Saya pun pake topi dan masker saat berkomuter; dan seperti kebanyakan orang, guna masker selain untuk kebersihan juga menutupi bau mulut yang terkatub lebih dari sejam (gak percaya, coba Anda diam selama sejam lalu rasakan sensasinya). Nah, saat jam pulang sibuk dan kebetulan badan letih, dan tengah bergayut di kereta, pelan-pelan saya tarik ke atas masker untuk tampilkan untaian janggut berubah dan topi saya buka lepas hingga tampilkan kepala dengan rambut seadanya beserta uban di sana-sini. Kadang tak berhasil sih, tapi seturut pengalaman sih banyak berhasilnya. Ada saja penumpang berbaik hati menyuruh duduk. Alhamdulillah. Pesan buat pria berjanggut dan beruban: Masker jangan diturunkan karena akan menutupi janggut uban tapi dinaikkan, tarik keatas pelan-pelan untuk memunculkannya!
Lain cerita, ketika letih sangat setelah sepanjang hari beradu argumen. Agar bisa duduk dan tidur dalam perjalanan pulang ke Bogor, dari Stasiun Cikini saya naik arah Kota yang lumayan kosong. Ambil lokasi yang menyudut dan tidur. Karena asyiknya tidur, topi terlepas tampilkan kepala berambut seadanya. Kemudia saat menunduk hendak mengambil topi, masker ketarik ke atas, muncullah si janggut uban. Tetiba, seorang ibu muda yang tepat berdiri di hadapan saya bergeser ke tempat lain, entah kenapa padahal suasana kereta gak full-full amat. Selidik punya lidik, saya menduga, si ibu berharap saya berdiri, gantian duduk tapi demi botak dan janggut perak, ia menyadari bahwa ini orang tua bukan anak muda jadi gak bisa berharap mo gantian, demikian analisa saya. Kenapa? Karena ada bapak-bapak dan pemuda yang juga tengah berdiri di hadapan saya asyik aja mainin hp!

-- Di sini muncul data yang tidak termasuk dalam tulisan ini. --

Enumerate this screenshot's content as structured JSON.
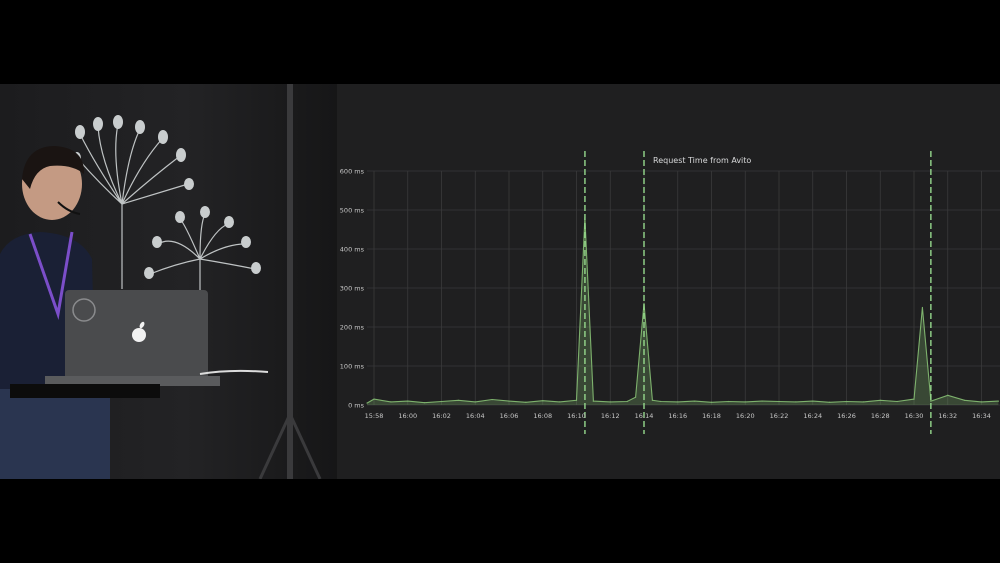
{
  "chart_data": {
    "type": "area",
    "title": "Request Time from Avito",
    "y_unit": "ms",
    "ylim": [
      0,
      600
    ],
    "y_ticks": [
      0,
      100,
      200,
      300,
      400,
      500,
      600
    ],
    "y_tick_labels": [
      "0 ms",
      "100 ms",
      "200 ms",
      "300 ms",
      "400 ms",
      "500 ms",
      "600 ms"
    ],
    "x_tick_labels": [
      "15:58",
      "16:00",
      "16:02",
      "16:04",
      "16:06",
      "16:08",
      "16:10",
      "16:12",
      "16:14",
      "16:16",
      "16:18",
      "16:20",
      "16:22",
      "16:24",
      "16:26",
      "16:28",
      "16:30",
      "16:32",
      "16:34"
    ],
    "grid": true,
    "series": [
      {
        "color": "#7eb26d",
        "x": [
          "15:57",
          "15:58",
          "15:59",
          "16:00",
          "16:01",
          "16:02",
          "16:03",
          "16:04",
          "16:05",
          "16:06",
          "16:07",
          "16:08",
          "16:09",
          "16:10",
          "16:10:30",
          "16:11",
          "16:12",
          "16:13",
          "16:13:30",
          "16:14",
          "16:14:30",
          "16:15",
          "16:16",
          "16:17",
          "16:18",
          "16:19",
          "16:20",
          "16:21",
          "16:22",
          "16:23",
          "16:24",
          "16:25",
          "16:26",
          "16:27",
          "16:28",
          "16:29",
          "16:30",
          "16:30:30",
          "16:31",
          "16:32",
          "16:33",
          "16:34",
          "16:35"
        ],
        "values": [
          5,
          15,
          8,
          10,
          6,
          9,
          12,
          8,
          14,
          10,
          7,
          11,
          8,
          12,
          480,
          10,
          8,
          9,
          20,
          260,
          12,
          9,
          8,
          10,
          7,
          9,
          8,
          10,
          9,
          8,
          10,
          7,
          9,
          8,
          12,
          9,
          15,
          250,
          10,
          25,
          12,
          8,
          10
        ]
      }
    ],
    "annotations": [
      "16:10:30",
      "16:14",
      "16:31"
    ],
    "annotation_color": "#96d98d"
  },
  "scene": {
    "laptop_logo": "apple-logo-icon",
    "microphone": "headset-microphone-icon",
    "wall_art": "dandelion-icon"
  }
}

Selain cerita kemenangan, juga ada pengalaman buruk dengan janggut kesayangan. Menggunakan motor sepulang berbelanja bahan produk, masker saya diturunin hingga ke batas bibir bagian bawah. Menghirup udara segar saat melintasi jalan yang teduh karena rindang pepohonan. Tetiba ada banyak Satpol PP; mungkin razia atau apa. Otomatis, saya segera naikkan masker. Karena terburu-buru, ujung janggut bagian bawah terlipat ke atas hingga menusuk hidung. Geli-geli pedas, dengan tangan kiri berusaha menarik ujung janggut yang masuk idung. Tak berhasil malah bersin. Bersin yang sedemikian kuat, bikin saya oleng karena satu tangan jelas kurang kekuatan dan hilang keseimbangan. Apalagi bawaan lumayan berat dalam kardus yang diikat di jok belakang. Gabruk. Nyungsep dekat kumpulan Satpol PP.

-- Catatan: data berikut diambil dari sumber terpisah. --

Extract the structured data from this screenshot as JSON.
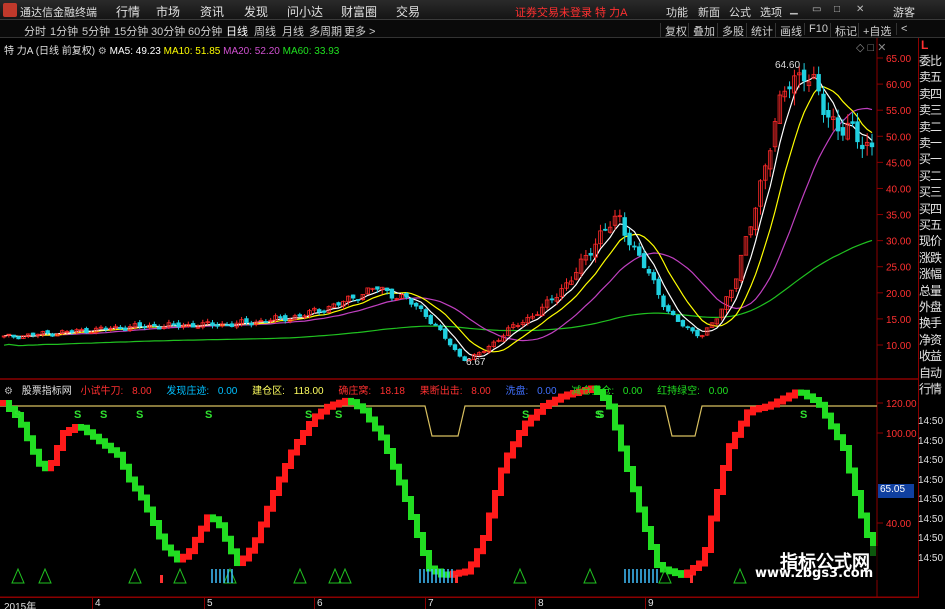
{
  "menubar": {
    "app_title": "通达信金融终端",
    "items": [
      "行情",
      "市场",
      "资讯",
      "发现",
      "问小达",
      "财富圈",
      "交易"
    ],
    "login_status": "证券交易未登录 特 力A",
    "right_items": [
      "功能",
      "新面",
      "公式",
      "选项",
      "游客"
    ]
  },
  "periodbar": {
    "items": [
      "分时",
      "1分钟",
      "5分钟",
      "15分钟",
      "30分钟",
      "60分钟",
      "日线",
      "周线",
      "月线",
      "多周期",
      "更多 >"
    ],
    "active": "日线",
    "right_items": [
      "复权",
      "叠加",
      "多股",
      "统计",
      "画线",
      "F10",
      "标记",
      "+自选",
      "<"
    ]
  },
  "legend": {
    "stock": "特 力A",
    "adj": "(日线 前复权)",
    "ma5": "MA5: 49.23",
    "ma10": "MA10: 51.85",
    "ma20": "MA20: 52.20",
    "ma60": "MA60: 33.93",
    "high_label": "64.60",
    "low_label": "6.67"
  },
  "price_axis": [
    "65.00",
    "60.00",
    "55.00",
    "50.00",
    "45.00",
    "40.00",
    "35.00",
    "30.00",
    "25.00",
    "20.00",
    "15.00",
    "10.00"
  ],
  "indicator": {
    "name": "股票指标网",
    "items": [
      {
        "label": "小试牛刀:",
        "value": "8.00",
        "color": "#ff3030"
      },
      {
        "label": "发现庄迹:",
        "value": "0.00",
        "color": "#00c0ff"
      },
      {
        "label": "建仓区:",
        "value": "118.00",
        "color": "#ffff60"
      },
      {
        "label": "确庄窝:",
        "value": "18.18",
        "color": "#ff3030"
      },
      {
        "label": "果断出击:",
        "value": "8.00",
        "color": "#ff3030"
      },
      {
        "label": "洗盘:",
        "value": "0.00",
        "color": "#4070ff"
      },
      {
        "label": "减仓空仓:",
        "value": "0.00",
        "color": "#00ff00"
      },
      {
        "label": "红持绿空:",
        "value": "0.00",
        "color": "#00ff00"
      }
    ],
    "axis": [
      "120.00",
      "100.00",
      "65.05",
      "40.00"
    ],
    "badge": "65.05"
  },
  "right_panel": {
    "top_label": "L",
    "items": [
      "委比",
      "卖五",
      "卖四",
      "卖三",
      "卖二",
      "卖一",
      "买一",
      "买二",
      "买三",
      "买四",
      "买五",
      "现价",
      "涨跌",
      "涨幅",
      "总量",
      "外盘",
      "换手",
      "净资",
      "收益",
      "自动",
      "行情"
    ],
    "times": [
      "14:50",
      "14:50",
      "14:50",
      "14:50",
      "14:50",
      "14:50",
      "14:50",
      "14:50"
    ]
  },
  "time_axis": [
    "2015年",
    "4",
    "5",
    "6",
    "7",
    "8",
    "9"
  ],
  "watermark": {
    "line1": "指标公式网",
    "line2": "www.zbgs3.com"
  },
  "colors": {
    "up": "#ff2a2a",
    "down": "#20d0e0",
    "ma5": "#ffffff",
    "ma10": "#ffff00",
    "ma20": "#c040c0",
    "ma60": "#20c020",
    "ind_red": "#ff1a1a",
    "ind_green": "#22dd22",
    "frame": "#8b0000"
  }
}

"Kenapa pak, gak papa pak? Ada luka?". Riuh rendah para anak muda berseragam Satpol PP membantu sambil bertanya. Untung tak banyak luka, hanya goresan dan ngilu karena kerasnya aspal.
"Iya tadi kelilipan jadi satu tangan buat ngucek-ngucek lalu oleng"
"Bener kuat pak? Ini spionnya pecah.."
"Iya gak papa, masih kuat kok"
"Ya udah kalo gitu, hati-hati pak.."
Tolong jangan saya dihakimi bersebab janggut. Janggut putih yang belum menjuntai. Tak disemir dan sering dielus-elus sedikit menarik agar lekas panjang sambil mikir gimana lolos dari badai corona peluluhlantak periuk nasi!